What is Prediabetes?
Prediabetes is a “pre-diagnosis” of diabetes—you can think of it as a warning sign. It’s when your blood glucose level (blood sugar level) is higher than normal, but it’s not high enough to be considered diabetes. Prediabetes is an indication that you could develop type 2 diabetes if you don’t make some lifestyle changes.
Symptoms of Prediabetes
Prediabetes has no clear symptoms. Some people may experience conditions that are associated with insulin resistance, such as polycystic ovarian syndrome and acanthosis nigricans, which involves the development of dark, thick, and often velvety patches of skin. This discoloration usually occurs around the: elbows, knees, neck, armpits knuckles
Risk factors: The same factors that increase the risk of developing type 2 diabetes increase the risk of developing prediabetes. These factors include:
- Being overweight is a primary risk factor for prediabetes. The more fatty tissue you have — especially inside and between the muscle and skin around your abdomen — the more resistant your cells become to insulin.
- Waist size: The risk of insulin resistance goes up for men with waists larger than 40 inches and for women with waists larger than 35 inches.
- Dietary patterns: Eating red meat and processed meat, and drinking sugar-sweetened beverages, is associated with a higher risk of prediabetes. A diet high in fruits, vegetables, nuts, whole grains, and olive oil is associated with a lower risk of prediabetes.
- The less active you are, the greater your risk of prediabetes. Physical activity helps you control your weight, uses up glucose as energy and makes your cells more sensitive to insulin.
- Although diabetes can develop at any age, the risk of prediabetes increases after age 45. This may be because people tend to exercise less, lose muscle mass and gain weight as they age.
- Family history: Your risk of prediabetes increases if you have a parent or sibling with type 2 diabetes.
- Although it’s unclear why, people of certain races — including African-Americans, Hispanics, Native Americans, Asian-Americans, and Pacific Islanders — are more likely to develop prediabetes.
- Gestational diabetes: If you developed gestational diabetes while pregnant, you and your child are at higher risk of developing prediabetes. If you gave birth to a baby who weighed more than 9 pounds (4.1 kilograms), you’re also at increased risk of prediabetes.
- Polycystic ovary syndrome: This common condition — characterized by irregular menstrual periods, excess hair growth and obesity — increases women’s risk of prediabetes.
- People with a certain sleep disorder (obstructive sleep apnea) have an increased risk of insulin resistance. People who work changing shifts or night shifts, possibly causing sleep problems, also may have an increased risk of prediabetes or type 2 diabetes.
How to Check Prediabetes?
Pre-diabetes can be checked using the HbA1c, Fasting glucose test or the Oral Glucose tolerance test. An A1C between 5.7 percent and 6.4 percent suggests prediabetes while a fasting glucose test result between 100 and 125 mg/dL is diagnostic for prediabetes. For the oral glucose tolerance test (OGTT) if your blood sugar is between 140 and 199 mg/dL, your doctor will diagnose prediabetes.
The guidelines for testing blood sugar are based on diabetes risk. If you have any of the risk factors, you should get the test done once. If it’s normal, get it done again in three years. But if you have prediabetes or if you’re a woman who had gestational diabetes during pregnancy, then testing your blood sugar levels every year is recommended. Your doctor will advise you how often you should check your blood sugar level.

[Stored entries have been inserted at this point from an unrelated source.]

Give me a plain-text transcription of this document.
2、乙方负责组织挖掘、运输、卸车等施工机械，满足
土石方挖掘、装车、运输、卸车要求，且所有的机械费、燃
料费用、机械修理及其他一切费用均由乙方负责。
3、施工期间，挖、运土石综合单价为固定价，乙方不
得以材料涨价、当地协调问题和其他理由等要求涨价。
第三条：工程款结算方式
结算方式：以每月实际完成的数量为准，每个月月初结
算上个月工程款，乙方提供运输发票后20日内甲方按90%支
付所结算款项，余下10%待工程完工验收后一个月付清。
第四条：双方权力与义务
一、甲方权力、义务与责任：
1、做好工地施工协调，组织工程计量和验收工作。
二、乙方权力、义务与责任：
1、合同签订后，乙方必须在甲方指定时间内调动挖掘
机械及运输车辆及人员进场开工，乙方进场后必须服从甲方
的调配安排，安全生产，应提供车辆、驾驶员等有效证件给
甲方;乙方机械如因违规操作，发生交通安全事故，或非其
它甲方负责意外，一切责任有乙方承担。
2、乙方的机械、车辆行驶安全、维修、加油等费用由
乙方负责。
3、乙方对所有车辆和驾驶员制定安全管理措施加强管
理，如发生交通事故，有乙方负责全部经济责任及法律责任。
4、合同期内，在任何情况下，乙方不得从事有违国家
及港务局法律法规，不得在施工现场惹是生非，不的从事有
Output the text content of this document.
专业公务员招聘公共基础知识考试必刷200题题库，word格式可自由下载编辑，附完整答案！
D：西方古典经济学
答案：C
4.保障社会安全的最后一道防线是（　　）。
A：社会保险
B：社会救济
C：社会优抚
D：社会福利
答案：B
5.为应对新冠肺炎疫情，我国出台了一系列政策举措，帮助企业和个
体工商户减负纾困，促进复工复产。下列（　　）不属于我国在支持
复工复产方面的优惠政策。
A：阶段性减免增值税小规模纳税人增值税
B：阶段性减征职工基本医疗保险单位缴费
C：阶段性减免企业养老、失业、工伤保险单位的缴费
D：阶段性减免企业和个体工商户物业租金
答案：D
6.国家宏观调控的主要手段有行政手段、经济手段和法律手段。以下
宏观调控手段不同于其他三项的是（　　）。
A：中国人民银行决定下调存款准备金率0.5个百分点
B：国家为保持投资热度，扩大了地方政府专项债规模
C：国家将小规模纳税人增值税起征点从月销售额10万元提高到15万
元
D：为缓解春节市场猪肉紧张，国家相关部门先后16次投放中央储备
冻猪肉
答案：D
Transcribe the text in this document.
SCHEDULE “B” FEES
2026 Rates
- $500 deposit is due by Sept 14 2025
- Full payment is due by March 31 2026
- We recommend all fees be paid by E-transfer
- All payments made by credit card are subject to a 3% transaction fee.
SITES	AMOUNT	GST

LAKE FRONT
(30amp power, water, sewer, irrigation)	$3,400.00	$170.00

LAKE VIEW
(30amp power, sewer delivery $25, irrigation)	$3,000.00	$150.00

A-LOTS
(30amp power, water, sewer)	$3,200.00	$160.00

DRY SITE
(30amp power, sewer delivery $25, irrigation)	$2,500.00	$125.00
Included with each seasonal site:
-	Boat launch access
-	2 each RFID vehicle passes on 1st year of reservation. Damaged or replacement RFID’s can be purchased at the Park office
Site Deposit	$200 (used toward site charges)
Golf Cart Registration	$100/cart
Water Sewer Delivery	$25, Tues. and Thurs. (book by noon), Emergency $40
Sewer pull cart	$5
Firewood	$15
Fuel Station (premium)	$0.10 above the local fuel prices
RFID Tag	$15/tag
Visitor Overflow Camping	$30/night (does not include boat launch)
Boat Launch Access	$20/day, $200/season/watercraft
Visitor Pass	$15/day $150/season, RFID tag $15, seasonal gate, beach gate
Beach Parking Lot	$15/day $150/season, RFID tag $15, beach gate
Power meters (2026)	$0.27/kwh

What is the Glycaemic Index?
Glycaemic Index is really a ranking system of carbohydrate foods based on how they affect blood glucose levels. Carbohydrate foods are assigned a number between 0 and 100 based on that effect. A Glycaemic Index of 70 or more is high; a Glycaemic Index of 56 to 69 inclusive is medium, and a Glycaemic Index of 55 or less is low. High-Glycaemic Index foods tend to be unhealthy, especially if you have diabetes or prediabetes. In pre-diabetes, a low-GI diet is best for most people. The best way to find out what works for you is by checking your blood glucose and noticing how you feel after an eating food, to see how it affects you personally.
Here are some suggestions to get you started:
- Choose fresh fruits and vegetables over canned versions or juices.
- Eat more beans and peas, such as chickpeas, kidney beans, and lentils.
- Limit refined grains, such as white bread, white rice, and processed low fiber cereals.
- Choose whole grain bread, cereals, pasta, and rice whenever possible.
Disclaimer: The above information has been prepared by a qualified medical professional and may not represent the practices followed universally. The suggestions listed in this article constitute relatively common advice given to patients, and since every patient is different, you are advised to consult your physician, if in doubt, before acting upon this information. Lupin Limited has only facilitated the distribution of this information to you in the interest of patient education and welfare.